The warrant covering 1,000,000 shares was fully exercised as of September 2011.

 

In January of 2013, MAYO partially exercised its warrant covering 250,000 shares by utilizing the cashless exercise provision contained in the warrant. As a result of this exercise for a gross amount of 85,000 shares, in lieu of paying a cash exercise price, MAYO forfeited its right with respect to 14,008 shares leaving it with a net amount of 70,992 shares.

 

In June of 2013, MAYO partially exercised this warrant by utilizing the cashless exercise provision contained in the warrant. As a result of this exercise for a gross amount of 85,000 shares, in lieu of paying a cash exercise price, MAYO forfeited its right with respect to 12,765 shares leaving it with a net amount of 72,235 shares.

 

In June of 2014, MAYO exercised the remaining shares of this warrant by utilizing the cashless exercise provision contained in the warrant. As a result of this exercise for a gross amount of 80,000 shares, in lieu of paying a cash exercise price, MAYO forfeited its right with respect to 10,587 shares leaving it with a net amount of 69,413 shares. Following this exercise, all of MAYO’s warrants to purchase the Company’s common stock were fully exercised.

 

Royalty Payments

The Company will make royalty payments to MAYO based on a percentage of net sales of products developed from the licensed technology starting in the third year of the agreement. Minimum royalty payments were $10,000 in 2012, $25,000  in each of 2013 and 2014 and will be $25,000 per year thereafter through 2033, the year the last patent expires.

Other Payments

Other payments under the License Agreement include an upfront payment of $80,000, a milestone payment of $250,000 on the commencement of patient enrollment in a human cancer screening clinical, and a $500,000 payment upon FDA approval of the Company’s Cologuard test. The upfront payment of $80,000 was made in the third quarter of 2009 and expensed to research and development in the second quarter of 2009. The Company began enrollment in its FDA trial in June 2011 and the milestone payment of $250,000 was made and expensed to research and development in June 2011. The Company received FDA approval for its Cologuard test in August 2014 and the milestone payment of $500,000 was made and expensed to research and development in August 2014.

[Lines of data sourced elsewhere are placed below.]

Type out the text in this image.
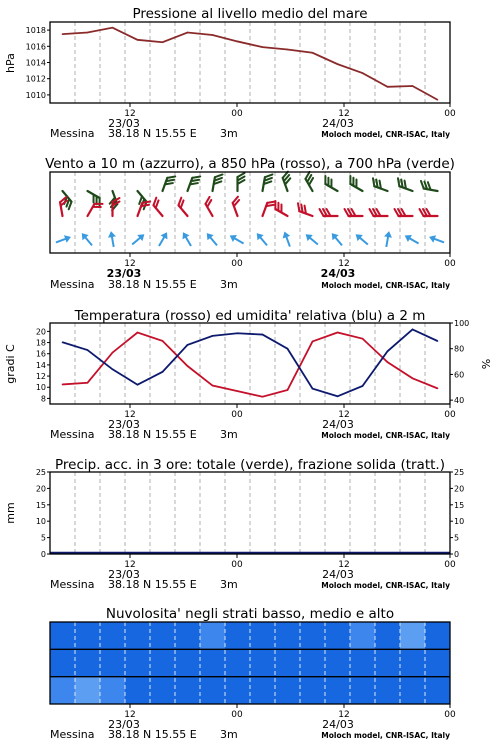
Pressione al livello medio del mare
1010
1012
1014
1016
1018
hPa
12	00	12	00
23/03	24/03
Messina 38.18 N 15.55 E 3m	Moloch model, CNR-ISAC, Italy
Vento a 10 m (azzurro), a 850 hPa (rosso), a 700 hPa (verde)
12	00	12	00
23/03	24/03
Messina 38.18 N 15.55 E 3m	Moloch model, CNR-ISAC, Italy
Temperatura (rosso) ed umidita' relativa (blu) a 2 m
8
10
12
14
16
18
20
40
60
80
100
gradi C	%
12	00	12	00
23/03	24/03
Messina 38.18 N 15.55 E 3m	Moloch model, CNR-ISAC, Italy
Precip. acc. in 3 ore: totale (verde), frazione solida (tratt.)
0
5
10
15
20
25
0
5
10
15
20
25
mm
12	00	12	00
23/03	24/03
Messina 38.18 N 15.55 E 3m	Moloch model, CNR-ISAC, Italy
Nuvolosita' negli strati basso, medio e alto
12	00	12	00
23/03	24/03
Messina 38.18 N 15.55 E 3m	Moloch model, CNR-ISAC, Italy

In addition, the Company is paying MAYO for research and development efforts. As part of the Company’s research collaboration with MAYO, the Company has incurred charges of $2.3 million and has made payments of $0.7 million for the year ended December 31, 2014. The Company has recorded an estimated liability in the amount of $1.4 million for research and development efforts as of December 31, 2014. The Company incurred $1.7 million and made payments of $1.0 million for the year ended December 31, 2013. The Company recorded an estimated liability in the amount of $0.7 million for research and development efforts at December 31, 2013. The Company incurred charges of $1.2 million and made payments of $1.1 million for the year ended December 31, 2012.

May 2012 Amendment

In May 2012 the Company expanded the relationship with MAYO through an amendment to the License Agreement. As part of the amendment, MAYO expanded the Company’s license to include all gastrointestinal cancers and diseases, and new cancer screening applications of stool‑ and blood‑based testing. As consideration for the expanded license, the Company granted MAYO 97,466 shares of restricted stock, one quarter of which vested immediately, with the remainder to vest in three equal annual installments. The Company recognized $1.0 million in research and development licensing expense during the twelve months ended December 31, 2012 in connection with the restricted stock grant. The Company sought rights to the Mayo intellectual property for the specific purpose of developing future non‑invasive, stool‑based DNA screening tests for gastrointestinal diseases other than colorectal cancer. The Company does not believe there are alternative future uses for the intellectual property. In addition, at the time the restricted stock grant expense was recorded for the intellectual property license, the Company believed it was unlikely they would proceed with the tests for other gastrointestinal diseases unless the significant risks related to the colorectal cancer screening test receiving FDA approval were mitigated. Because of the significant uncertainty of receiving FDA approval for the colorectal cancer diagnostic, coupled with the uncertainty associated with funding future development of tests for other gastrointestinal diseases, the Company could not conclude that commencement of any future projects related to the acquired intellectual property was reasonably expected at the time of this license agreement amendment.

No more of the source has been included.